Мама стихи и любила, и сама их писала. В зрелом возрасте – только юмористические. Вообще она отличалась веселым нравом и легкомыслием. Последнее отчасти передалось мне и не раз выручало меня в таких ситуациях, где благоразумие вряд ли бы помогло. На вопрос, страшно ли ей было на войне, мама отвечала, что нисколько, потому что их медсанбат находился в абсолютно безопасном месте – мины до них не долетали, а снаряды через них перелетали. Однажды они с начальником должны были идти по минному полю, и начальник галантно пропустил ее вперед, как если бы они входили в театр. Мама засмеялась и пошла.

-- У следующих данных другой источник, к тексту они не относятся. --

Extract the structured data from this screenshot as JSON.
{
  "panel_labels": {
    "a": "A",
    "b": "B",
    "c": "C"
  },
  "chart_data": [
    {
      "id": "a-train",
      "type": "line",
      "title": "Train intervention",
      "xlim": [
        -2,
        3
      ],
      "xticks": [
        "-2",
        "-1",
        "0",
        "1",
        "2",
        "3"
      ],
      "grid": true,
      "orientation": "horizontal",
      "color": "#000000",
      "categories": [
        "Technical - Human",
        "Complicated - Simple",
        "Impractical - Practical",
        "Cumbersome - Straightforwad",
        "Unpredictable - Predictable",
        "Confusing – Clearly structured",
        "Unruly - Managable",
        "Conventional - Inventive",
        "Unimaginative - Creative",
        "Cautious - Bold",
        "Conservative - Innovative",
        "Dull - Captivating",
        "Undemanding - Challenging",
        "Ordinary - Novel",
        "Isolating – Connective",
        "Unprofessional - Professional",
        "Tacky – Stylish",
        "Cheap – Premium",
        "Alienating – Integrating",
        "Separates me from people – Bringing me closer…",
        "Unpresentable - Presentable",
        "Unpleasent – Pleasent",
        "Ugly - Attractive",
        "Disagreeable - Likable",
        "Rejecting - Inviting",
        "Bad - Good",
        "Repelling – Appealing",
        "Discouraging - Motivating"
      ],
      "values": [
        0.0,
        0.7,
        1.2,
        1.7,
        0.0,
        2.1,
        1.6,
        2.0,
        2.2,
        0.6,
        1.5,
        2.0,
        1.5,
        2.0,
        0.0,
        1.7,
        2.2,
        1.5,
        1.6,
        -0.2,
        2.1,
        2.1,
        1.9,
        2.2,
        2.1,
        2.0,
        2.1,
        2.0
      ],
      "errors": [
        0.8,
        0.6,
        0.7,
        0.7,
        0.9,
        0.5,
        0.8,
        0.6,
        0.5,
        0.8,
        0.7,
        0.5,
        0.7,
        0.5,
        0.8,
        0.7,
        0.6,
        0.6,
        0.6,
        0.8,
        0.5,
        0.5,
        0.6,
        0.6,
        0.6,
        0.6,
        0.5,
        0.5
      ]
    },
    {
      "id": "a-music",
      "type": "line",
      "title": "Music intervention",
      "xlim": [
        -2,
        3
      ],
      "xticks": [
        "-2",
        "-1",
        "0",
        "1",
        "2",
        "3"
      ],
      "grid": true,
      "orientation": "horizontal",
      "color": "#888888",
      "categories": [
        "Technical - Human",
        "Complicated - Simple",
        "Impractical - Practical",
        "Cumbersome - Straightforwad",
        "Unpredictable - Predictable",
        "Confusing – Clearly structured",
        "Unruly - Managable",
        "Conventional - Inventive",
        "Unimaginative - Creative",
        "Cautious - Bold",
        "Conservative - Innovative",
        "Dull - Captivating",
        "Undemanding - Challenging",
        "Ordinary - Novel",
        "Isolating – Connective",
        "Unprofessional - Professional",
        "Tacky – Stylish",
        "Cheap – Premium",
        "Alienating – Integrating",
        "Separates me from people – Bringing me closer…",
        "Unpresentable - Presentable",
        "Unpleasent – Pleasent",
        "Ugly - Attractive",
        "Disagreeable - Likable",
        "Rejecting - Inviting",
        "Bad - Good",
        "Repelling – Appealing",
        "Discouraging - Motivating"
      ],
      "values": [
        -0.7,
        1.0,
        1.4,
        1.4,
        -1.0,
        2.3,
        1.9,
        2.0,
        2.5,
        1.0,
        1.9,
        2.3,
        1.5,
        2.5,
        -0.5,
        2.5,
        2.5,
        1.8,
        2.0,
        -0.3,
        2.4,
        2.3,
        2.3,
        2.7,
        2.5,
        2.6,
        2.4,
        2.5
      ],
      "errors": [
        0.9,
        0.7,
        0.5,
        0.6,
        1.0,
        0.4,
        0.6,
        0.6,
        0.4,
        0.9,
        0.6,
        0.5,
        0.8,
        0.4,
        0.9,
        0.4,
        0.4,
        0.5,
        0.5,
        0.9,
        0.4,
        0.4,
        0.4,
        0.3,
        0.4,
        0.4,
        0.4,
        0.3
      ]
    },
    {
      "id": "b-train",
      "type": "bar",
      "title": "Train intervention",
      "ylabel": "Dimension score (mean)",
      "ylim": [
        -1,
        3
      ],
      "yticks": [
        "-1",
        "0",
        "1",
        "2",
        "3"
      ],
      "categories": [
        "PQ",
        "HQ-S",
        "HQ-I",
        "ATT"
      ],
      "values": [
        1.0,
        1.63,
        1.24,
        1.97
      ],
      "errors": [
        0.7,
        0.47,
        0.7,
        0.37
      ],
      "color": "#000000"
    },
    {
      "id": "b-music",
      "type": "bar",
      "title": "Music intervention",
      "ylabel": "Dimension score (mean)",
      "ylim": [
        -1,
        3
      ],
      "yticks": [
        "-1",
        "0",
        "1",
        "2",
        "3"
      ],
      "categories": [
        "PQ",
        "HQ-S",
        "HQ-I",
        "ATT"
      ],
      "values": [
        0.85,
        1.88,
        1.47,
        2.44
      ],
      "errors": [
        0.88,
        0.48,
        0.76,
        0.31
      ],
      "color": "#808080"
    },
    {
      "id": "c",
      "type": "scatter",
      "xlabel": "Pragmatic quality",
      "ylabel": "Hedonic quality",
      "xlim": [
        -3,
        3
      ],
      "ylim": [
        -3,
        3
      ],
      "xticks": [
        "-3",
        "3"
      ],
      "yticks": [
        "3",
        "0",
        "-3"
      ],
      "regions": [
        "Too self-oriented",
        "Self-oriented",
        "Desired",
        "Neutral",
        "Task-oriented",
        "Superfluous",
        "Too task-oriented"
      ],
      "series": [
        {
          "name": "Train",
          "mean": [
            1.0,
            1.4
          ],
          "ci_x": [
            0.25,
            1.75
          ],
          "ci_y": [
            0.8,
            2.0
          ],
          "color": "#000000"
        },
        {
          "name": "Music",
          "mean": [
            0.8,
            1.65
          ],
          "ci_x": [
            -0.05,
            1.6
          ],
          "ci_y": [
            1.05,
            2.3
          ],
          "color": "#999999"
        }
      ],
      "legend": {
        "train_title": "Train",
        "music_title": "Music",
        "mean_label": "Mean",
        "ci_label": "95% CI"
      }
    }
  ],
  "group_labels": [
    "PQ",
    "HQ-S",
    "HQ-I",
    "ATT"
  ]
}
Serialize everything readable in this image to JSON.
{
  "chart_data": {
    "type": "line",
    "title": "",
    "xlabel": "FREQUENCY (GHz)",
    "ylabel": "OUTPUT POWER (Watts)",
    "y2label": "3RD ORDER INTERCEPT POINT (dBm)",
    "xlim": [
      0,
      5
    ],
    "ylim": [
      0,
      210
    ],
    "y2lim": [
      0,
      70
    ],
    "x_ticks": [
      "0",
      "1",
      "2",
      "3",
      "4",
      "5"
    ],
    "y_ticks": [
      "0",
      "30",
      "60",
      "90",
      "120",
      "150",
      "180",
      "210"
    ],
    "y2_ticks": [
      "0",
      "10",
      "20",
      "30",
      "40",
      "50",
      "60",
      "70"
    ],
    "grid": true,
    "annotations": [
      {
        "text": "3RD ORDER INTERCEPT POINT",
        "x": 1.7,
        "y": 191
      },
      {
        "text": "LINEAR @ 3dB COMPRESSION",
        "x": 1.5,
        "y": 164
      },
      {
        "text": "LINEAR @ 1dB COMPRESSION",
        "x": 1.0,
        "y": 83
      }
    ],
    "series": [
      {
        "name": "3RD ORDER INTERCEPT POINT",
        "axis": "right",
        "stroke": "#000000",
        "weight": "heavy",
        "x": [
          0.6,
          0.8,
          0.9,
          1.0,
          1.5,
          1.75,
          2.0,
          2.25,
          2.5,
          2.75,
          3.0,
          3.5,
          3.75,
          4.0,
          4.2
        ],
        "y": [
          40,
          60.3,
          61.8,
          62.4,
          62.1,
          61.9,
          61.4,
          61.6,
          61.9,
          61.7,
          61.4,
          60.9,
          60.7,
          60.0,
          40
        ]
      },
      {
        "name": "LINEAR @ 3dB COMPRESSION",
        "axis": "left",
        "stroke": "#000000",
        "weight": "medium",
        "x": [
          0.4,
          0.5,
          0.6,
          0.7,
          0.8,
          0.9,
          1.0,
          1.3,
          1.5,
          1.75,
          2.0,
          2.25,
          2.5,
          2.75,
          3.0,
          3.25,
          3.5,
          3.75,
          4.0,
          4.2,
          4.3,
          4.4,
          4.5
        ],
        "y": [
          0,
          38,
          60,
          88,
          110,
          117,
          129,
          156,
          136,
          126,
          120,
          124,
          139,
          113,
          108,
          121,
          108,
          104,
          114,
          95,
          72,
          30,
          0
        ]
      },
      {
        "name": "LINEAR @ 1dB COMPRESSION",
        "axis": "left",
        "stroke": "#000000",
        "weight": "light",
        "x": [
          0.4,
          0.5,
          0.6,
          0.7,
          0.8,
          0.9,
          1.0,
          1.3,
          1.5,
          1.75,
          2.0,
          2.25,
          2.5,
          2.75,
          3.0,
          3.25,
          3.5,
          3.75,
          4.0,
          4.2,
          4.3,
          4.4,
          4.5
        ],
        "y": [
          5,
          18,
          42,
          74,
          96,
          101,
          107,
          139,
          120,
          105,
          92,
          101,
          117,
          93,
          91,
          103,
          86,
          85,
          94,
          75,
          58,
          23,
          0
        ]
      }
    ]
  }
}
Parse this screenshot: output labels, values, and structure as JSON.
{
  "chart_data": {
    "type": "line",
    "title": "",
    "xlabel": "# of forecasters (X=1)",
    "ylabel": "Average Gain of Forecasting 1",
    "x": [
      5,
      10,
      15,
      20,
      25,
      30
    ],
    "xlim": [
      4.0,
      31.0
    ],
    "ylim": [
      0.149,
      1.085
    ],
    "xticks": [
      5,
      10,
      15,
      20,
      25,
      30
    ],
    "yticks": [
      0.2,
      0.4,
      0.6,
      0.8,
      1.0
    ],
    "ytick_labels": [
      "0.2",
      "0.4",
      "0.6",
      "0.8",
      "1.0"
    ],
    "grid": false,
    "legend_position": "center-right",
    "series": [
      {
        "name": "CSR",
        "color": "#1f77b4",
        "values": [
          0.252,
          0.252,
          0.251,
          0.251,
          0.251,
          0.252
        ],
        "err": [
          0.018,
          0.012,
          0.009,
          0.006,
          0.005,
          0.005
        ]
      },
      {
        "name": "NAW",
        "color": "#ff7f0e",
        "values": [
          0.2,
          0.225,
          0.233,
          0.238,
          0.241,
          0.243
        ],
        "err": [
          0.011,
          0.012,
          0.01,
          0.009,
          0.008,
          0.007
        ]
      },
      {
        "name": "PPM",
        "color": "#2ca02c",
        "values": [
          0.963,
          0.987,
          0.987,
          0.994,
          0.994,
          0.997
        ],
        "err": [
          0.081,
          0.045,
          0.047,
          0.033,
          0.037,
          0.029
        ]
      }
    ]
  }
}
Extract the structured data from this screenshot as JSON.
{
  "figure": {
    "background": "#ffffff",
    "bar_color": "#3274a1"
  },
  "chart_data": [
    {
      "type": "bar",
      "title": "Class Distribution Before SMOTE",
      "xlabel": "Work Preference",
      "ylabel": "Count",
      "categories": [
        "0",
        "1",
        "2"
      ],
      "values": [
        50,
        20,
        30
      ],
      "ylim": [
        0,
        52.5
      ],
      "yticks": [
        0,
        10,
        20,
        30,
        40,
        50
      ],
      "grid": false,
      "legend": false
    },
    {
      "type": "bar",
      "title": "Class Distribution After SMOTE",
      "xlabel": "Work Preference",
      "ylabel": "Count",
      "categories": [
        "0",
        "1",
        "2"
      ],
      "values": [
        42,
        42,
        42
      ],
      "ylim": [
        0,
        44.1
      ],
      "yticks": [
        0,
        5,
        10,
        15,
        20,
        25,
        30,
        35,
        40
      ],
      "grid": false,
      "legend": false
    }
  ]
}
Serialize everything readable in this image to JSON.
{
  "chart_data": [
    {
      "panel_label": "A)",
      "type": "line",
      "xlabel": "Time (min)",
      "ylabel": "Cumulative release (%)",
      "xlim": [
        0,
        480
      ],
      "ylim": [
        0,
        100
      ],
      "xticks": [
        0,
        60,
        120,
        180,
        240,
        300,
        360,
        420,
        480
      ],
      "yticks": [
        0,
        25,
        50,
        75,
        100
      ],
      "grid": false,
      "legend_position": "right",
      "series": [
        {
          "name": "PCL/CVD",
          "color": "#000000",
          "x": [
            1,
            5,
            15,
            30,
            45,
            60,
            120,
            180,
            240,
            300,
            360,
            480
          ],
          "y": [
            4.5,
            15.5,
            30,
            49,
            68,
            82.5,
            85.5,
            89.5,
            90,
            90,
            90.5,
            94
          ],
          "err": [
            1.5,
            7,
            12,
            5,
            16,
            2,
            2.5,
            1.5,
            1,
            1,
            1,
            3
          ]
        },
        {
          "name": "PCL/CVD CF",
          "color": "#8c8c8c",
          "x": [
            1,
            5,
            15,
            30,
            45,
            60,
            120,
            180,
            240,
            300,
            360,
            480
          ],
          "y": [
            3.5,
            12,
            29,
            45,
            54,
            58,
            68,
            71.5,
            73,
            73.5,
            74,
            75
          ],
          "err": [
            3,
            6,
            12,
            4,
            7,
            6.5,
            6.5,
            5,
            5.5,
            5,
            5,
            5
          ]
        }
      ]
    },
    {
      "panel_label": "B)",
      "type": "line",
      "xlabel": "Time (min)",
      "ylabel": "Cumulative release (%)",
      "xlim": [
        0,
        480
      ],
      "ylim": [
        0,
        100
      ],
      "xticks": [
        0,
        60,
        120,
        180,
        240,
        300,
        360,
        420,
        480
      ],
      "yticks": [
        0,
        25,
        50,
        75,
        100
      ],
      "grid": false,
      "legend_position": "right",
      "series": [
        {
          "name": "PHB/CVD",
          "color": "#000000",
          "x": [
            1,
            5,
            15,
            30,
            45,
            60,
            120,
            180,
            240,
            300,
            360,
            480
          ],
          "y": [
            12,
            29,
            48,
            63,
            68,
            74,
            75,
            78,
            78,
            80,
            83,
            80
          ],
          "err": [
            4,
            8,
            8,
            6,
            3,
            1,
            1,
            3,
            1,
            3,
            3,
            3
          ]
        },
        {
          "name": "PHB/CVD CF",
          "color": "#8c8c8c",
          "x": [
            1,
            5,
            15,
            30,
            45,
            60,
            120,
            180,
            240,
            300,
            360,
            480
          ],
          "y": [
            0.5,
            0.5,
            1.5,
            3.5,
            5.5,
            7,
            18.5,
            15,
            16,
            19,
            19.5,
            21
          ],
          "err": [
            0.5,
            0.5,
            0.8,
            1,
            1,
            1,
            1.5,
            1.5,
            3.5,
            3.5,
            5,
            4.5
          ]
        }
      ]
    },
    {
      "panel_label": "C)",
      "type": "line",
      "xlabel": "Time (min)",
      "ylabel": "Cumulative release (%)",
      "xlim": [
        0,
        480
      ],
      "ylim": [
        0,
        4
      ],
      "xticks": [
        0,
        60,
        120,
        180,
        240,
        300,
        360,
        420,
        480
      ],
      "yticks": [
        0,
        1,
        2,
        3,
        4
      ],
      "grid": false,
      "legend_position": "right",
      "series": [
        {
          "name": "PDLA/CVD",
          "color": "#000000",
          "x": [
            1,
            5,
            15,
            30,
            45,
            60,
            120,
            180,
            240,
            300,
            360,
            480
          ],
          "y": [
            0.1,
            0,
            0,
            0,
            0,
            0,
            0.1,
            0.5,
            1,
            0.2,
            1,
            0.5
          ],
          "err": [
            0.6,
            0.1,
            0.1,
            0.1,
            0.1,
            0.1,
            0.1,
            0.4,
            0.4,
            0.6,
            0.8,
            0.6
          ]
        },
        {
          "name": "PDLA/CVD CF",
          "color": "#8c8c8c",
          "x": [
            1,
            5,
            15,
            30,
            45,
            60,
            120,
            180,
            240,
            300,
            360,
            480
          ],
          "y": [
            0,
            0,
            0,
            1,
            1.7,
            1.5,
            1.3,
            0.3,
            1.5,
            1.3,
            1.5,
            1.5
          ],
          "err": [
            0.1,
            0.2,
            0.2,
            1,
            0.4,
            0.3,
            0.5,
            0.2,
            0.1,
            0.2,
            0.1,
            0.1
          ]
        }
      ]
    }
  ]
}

По легкомыслию она вела на фронте дневник, хотя краем уха слышала, что за это можно угодить под трибунал. Сейчас ее дневник хранится у меня дома. Никаких важных мыслей и наблюдений, ради которых стоило бы так рисковать, он не содержит. Девичьи излияния перемежаются проклятьями фашистам, описания природы – собственными мамиными стихами. Одно из них написано в апреле 1945 года, под Кёнигсбергом:
Стихотворение посвящено некоему С. П. А. Кто он был такой, я у мамы выспросить не догадался, но, похоже, отношения между ними действительно были не более чем дружескими. Вывожу это из того, что даритель трубача обозначен всеми тремя инициалами. То есть мама называла его с отчеством, значит, по ее тогдашним понятиям, был он человеком немолодым. Что касается солдатика, едва ли С. П. А. взял его с собой на фронт, как мама – Блока. Вероятно, подобрал в одном из брошенных хозяевами немецких домов. А вот исполнила ли мама обещание и привезла ли оловянного усача домой, неизвестно. Я, во всяком случае, его не видел.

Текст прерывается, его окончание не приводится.